PDA

View Full Version : Closed Ports or Stealth



LucyL
26-01-2006, 09:03 PM
I've recently changed from dialup to broadband connection. After setting things up ran through security check at Shields Up site.

With dialup connection all ports were reported as stealth but now are only closed.

Operating sys is XPpro and I also have Kerio firewall running. I haven't changed any settings in Kerio so why are ports now just closed instead of being hidden? Or is this normal for a broadband connection?

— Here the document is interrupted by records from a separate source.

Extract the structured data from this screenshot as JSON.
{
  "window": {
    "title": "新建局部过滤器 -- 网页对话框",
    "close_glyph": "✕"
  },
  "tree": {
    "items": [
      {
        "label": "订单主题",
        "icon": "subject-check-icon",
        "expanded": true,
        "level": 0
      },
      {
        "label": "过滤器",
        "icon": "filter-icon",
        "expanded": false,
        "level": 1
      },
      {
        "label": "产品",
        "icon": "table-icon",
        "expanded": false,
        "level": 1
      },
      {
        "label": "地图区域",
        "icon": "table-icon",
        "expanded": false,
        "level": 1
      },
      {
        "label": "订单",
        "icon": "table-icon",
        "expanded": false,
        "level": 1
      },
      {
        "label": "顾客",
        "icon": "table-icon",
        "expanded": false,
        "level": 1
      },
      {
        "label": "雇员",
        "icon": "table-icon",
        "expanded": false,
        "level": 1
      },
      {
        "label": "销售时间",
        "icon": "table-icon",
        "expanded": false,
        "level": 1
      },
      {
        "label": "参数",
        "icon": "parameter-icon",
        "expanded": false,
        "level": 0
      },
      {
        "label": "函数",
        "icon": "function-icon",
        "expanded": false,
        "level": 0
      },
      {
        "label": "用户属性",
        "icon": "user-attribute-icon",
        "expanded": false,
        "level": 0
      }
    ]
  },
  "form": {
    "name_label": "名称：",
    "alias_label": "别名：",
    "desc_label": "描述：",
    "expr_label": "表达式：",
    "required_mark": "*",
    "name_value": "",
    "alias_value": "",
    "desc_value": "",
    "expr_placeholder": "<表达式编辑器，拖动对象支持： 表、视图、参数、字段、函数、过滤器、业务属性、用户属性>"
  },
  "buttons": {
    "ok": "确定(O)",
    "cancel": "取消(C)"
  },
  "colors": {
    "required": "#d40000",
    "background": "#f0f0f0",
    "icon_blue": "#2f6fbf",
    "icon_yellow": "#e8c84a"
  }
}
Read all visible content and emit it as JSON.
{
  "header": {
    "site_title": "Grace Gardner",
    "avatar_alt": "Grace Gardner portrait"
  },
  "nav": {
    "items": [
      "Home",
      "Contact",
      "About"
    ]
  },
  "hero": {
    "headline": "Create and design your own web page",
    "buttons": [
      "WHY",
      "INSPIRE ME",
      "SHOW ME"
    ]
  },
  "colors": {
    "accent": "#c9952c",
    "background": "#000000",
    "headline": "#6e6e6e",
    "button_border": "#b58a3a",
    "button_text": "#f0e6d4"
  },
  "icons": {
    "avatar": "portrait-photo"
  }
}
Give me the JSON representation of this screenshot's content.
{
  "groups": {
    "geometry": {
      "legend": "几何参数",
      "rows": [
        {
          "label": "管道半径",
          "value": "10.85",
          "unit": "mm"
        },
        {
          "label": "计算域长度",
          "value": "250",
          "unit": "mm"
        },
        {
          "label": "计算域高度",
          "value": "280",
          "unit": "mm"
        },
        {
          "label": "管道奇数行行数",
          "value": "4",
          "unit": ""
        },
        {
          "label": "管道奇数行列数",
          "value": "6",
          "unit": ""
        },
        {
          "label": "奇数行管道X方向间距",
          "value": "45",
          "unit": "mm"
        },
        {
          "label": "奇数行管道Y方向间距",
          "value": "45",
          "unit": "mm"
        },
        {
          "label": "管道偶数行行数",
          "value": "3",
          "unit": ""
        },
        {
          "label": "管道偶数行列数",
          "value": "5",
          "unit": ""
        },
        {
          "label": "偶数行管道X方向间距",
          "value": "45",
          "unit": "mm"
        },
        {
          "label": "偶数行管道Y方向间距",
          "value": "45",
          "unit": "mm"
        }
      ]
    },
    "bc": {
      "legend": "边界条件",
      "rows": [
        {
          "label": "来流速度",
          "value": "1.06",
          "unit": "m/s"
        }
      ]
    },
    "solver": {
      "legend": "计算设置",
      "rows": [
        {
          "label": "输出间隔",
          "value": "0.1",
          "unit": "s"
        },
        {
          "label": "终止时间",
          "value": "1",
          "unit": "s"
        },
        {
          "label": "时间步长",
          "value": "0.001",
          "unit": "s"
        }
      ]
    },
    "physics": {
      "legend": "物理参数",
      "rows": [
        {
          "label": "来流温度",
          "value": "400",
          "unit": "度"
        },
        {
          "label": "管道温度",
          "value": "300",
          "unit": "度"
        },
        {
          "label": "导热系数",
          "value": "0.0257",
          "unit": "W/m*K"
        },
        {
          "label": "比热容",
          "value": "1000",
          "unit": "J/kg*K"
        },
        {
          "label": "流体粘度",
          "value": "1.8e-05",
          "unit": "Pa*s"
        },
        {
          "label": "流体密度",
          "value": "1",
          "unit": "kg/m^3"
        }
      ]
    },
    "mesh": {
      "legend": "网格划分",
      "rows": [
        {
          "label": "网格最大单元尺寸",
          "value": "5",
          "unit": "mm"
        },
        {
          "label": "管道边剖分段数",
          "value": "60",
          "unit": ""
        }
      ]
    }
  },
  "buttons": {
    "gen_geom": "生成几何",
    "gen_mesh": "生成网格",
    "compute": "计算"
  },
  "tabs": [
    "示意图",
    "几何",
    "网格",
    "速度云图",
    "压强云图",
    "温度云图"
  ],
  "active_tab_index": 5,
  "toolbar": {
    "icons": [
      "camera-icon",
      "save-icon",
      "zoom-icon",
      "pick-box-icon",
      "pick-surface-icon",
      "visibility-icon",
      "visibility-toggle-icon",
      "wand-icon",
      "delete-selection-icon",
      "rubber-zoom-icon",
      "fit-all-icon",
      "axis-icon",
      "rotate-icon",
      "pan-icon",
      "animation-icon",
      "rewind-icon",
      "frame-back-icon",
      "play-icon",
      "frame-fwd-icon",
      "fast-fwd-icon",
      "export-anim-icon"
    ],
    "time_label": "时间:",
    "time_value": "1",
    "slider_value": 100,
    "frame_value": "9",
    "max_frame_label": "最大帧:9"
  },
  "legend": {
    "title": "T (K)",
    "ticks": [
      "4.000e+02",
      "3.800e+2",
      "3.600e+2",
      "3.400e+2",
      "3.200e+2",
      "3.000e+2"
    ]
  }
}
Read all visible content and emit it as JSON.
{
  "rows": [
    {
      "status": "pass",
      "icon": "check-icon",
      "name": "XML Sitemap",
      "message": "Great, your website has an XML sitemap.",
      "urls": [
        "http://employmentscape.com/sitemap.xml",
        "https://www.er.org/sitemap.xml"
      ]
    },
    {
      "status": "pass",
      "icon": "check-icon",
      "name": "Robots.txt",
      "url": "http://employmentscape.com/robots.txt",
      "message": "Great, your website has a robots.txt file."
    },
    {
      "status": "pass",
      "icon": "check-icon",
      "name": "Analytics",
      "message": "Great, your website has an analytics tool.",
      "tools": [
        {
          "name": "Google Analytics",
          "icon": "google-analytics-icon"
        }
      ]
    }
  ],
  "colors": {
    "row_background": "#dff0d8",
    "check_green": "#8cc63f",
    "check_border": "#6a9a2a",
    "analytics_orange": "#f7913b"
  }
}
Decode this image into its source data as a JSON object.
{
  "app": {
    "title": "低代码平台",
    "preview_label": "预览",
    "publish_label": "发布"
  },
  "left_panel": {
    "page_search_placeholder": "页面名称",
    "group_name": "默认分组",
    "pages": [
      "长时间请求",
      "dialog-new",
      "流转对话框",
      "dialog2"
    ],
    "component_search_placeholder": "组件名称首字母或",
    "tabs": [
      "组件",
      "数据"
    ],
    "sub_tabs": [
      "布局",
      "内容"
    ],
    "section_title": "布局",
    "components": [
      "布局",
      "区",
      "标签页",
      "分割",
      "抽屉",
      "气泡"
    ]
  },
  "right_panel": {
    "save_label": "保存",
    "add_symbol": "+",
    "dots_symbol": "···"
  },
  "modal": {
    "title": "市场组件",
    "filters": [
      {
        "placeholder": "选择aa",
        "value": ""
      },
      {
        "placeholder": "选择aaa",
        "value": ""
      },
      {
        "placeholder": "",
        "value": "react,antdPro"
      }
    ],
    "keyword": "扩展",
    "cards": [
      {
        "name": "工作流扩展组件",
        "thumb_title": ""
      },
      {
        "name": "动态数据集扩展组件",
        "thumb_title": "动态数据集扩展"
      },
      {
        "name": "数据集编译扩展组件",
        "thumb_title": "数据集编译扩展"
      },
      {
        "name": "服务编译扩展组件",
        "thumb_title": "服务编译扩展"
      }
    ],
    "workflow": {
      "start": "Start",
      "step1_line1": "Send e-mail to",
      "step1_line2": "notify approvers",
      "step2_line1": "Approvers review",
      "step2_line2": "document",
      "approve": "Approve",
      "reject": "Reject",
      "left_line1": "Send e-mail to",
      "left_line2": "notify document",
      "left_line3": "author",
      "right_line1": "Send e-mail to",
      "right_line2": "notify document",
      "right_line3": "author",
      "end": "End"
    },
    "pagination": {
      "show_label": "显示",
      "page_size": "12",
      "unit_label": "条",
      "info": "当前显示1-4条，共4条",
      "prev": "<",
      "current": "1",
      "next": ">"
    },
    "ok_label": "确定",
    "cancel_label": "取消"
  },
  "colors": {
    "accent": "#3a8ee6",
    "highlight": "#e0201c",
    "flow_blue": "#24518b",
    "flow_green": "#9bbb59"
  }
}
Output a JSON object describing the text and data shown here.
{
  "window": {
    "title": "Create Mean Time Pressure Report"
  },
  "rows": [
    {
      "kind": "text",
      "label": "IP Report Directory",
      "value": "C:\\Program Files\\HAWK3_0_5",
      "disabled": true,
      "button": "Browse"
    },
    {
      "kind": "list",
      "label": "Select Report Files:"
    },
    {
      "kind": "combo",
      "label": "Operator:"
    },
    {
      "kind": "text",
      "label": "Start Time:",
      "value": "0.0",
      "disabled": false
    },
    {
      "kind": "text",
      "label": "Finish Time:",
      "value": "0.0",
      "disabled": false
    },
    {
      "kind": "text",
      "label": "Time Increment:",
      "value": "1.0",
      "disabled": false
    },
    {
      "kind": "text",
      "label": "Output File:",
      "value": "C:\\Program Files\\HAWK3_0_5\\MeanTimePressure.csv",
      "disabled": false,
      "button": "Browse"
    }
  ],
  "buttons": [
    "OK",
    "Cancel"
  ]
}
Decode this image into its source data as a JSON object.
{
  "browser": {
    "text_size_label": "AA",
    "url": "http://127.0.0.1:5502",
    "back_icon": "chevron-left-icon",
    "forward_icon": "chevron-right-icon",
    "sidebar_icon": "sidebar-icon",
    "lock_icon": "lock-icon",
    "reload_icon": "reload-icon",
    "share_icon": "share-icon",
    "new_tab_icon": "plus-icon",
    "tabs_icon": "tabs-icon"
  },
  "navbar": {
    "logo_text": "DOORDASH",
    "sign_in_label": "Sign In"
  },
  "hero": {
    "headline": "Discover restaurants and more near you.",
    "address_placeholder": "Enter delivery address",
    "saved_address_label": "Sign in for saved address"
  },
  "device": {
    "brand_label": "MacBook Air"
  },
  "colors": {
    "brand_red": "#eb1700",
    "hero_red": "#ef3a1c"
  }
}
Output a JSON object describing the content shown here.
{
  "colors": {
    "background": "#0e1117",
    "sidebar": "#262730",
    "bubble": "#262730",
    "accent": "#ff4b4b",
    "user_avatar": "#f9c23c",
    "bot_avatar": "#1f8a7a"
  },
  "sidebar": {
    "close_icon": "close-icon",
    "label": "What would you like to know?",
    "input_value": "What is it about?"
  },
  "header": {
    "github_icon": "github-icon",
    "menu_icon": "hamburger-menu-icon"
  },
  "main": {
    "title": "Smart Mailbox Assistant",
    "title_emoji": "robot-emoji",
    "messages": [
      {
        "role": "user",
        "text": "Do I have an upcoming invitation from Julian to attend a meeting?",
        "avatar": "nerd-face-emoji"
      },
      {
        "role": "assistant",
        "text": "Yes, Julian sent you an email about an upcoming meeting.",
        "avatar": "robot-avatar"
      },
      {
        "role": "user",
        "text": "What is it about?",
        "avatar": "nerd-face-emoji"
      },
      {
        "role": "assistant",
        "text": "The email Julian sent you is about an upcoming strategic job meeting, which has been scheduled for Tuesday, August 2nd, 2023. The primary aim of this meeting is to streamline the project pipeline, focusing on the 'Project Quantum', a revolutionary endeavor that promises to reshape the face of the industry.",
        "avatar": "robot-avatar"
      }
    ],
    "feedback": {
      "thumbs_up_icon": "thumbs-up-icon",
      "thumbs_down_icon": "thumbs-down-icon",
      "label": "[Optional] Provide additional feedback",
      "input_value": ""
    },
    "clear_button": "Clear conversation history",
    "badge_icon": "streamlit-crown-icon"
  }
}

Is there something I should change in Kerio?

Cheers Lucy

robsonde
26-01-2006, 09:04 PM
are you using a modem or a router??

LucyL
26-01-2006, 09:06 PM
sorry should have said it's modem. D-link telecom supplied.

tweak'e
26-01-2006, 09:06 PM
running an external modem?

can't remeber kerio but some firewalls treat some internal adsl/cable modems as a lan connection and give it lower sicurity. an external modem often has its own firewall as well as nat.

LucyL
26-01-2006, 09:08 PM
yup external modem and pc sees connection as LAN2

robsonde
26-01-2006, 09:12 PM
so your firewall is protecting you from the modem but its the modem thats seen from the outside.

tweak'e
26-01-2006, 09:12 PM
check in the dlink menu that the firewall is actually on. i think you can access the menu by typeing 10.1.1.1 in your browser. not %100 sure as i don't have one.

LucyL
26-01-2006, 09:16 PM
have looked at modem setup but can't find firewall mentioned anywhere. Maybe it don't have one - might have to read the manual :waughh:

gibler
27-01-2006, 08:09 AM
have looked at modem setup but can't find firewall mentioned anywhere. Maybe it don't have one - might have to read the manual :waughh:

Look for an advanced setting (button). I'm pretty sure that there isn't a firewall option (at least I can't remember one while I was using one for a small while).

Yes, most external modems/routers will just drop incoming network packets when the firewall is turned on (i.e. stealth) rather than closed. As others have said: as far as the internet is concerned they (internet servers) only see your external modem. As long as the ports are closed then that should be good enough ... people get too excited about making ports stealth mode.

Bridge mode for the modem is another option you could try...

Trev
27-01-2006, 09:06 AM
I have just bought a new router. After looking at diifferant routers and broadband modems I decided on a router as it has a better firewall than the modem. All the modems I looked at had a basic firewall while the routers had a true firewall. Just in case you want to know I bought a US Robotics 9105 ADSL Router. Doing the Shields Up test all the ports are in stealth mode.

Trevor :)

LucyL
27-01-2006, 10:49 AM
Thanks everyone.

Gibler, I think you're right as I can't find anything even in the advanced settings. I don't want to play around with bridge settings cos I don't know enough about it - will probably make matters worse.

I'll just stick with ports being closed.

Cheers everyone

Greg
27-01-2006, 11:18 AM
I'll just stick with ports being closed.
For long term peace of mind, consider looking at the issue again sometime and get all ports to stealth.

Your Kerio software firewall can do it for you, which you'll need to suss out because your modem can't.

Try Kerio's own online forums for more specifics.

godfather
27-01-2006, 11:49 AM
The setting in most Routers will be for Network Address Translation (NAT), not a specific setting marked "firewall"

That provides a good (but inwards only) firewall.

My NAT enabled Alcatel router has all ports showing as "stealth". I also run Kerio, but it has nothing to do most of the time ...

tweak'e
27-01-2006, 01:24 PM
godfather... i had a play with an external adsl modem a while back, it had seperate NAT and firewall. mayby it varies with brands/models.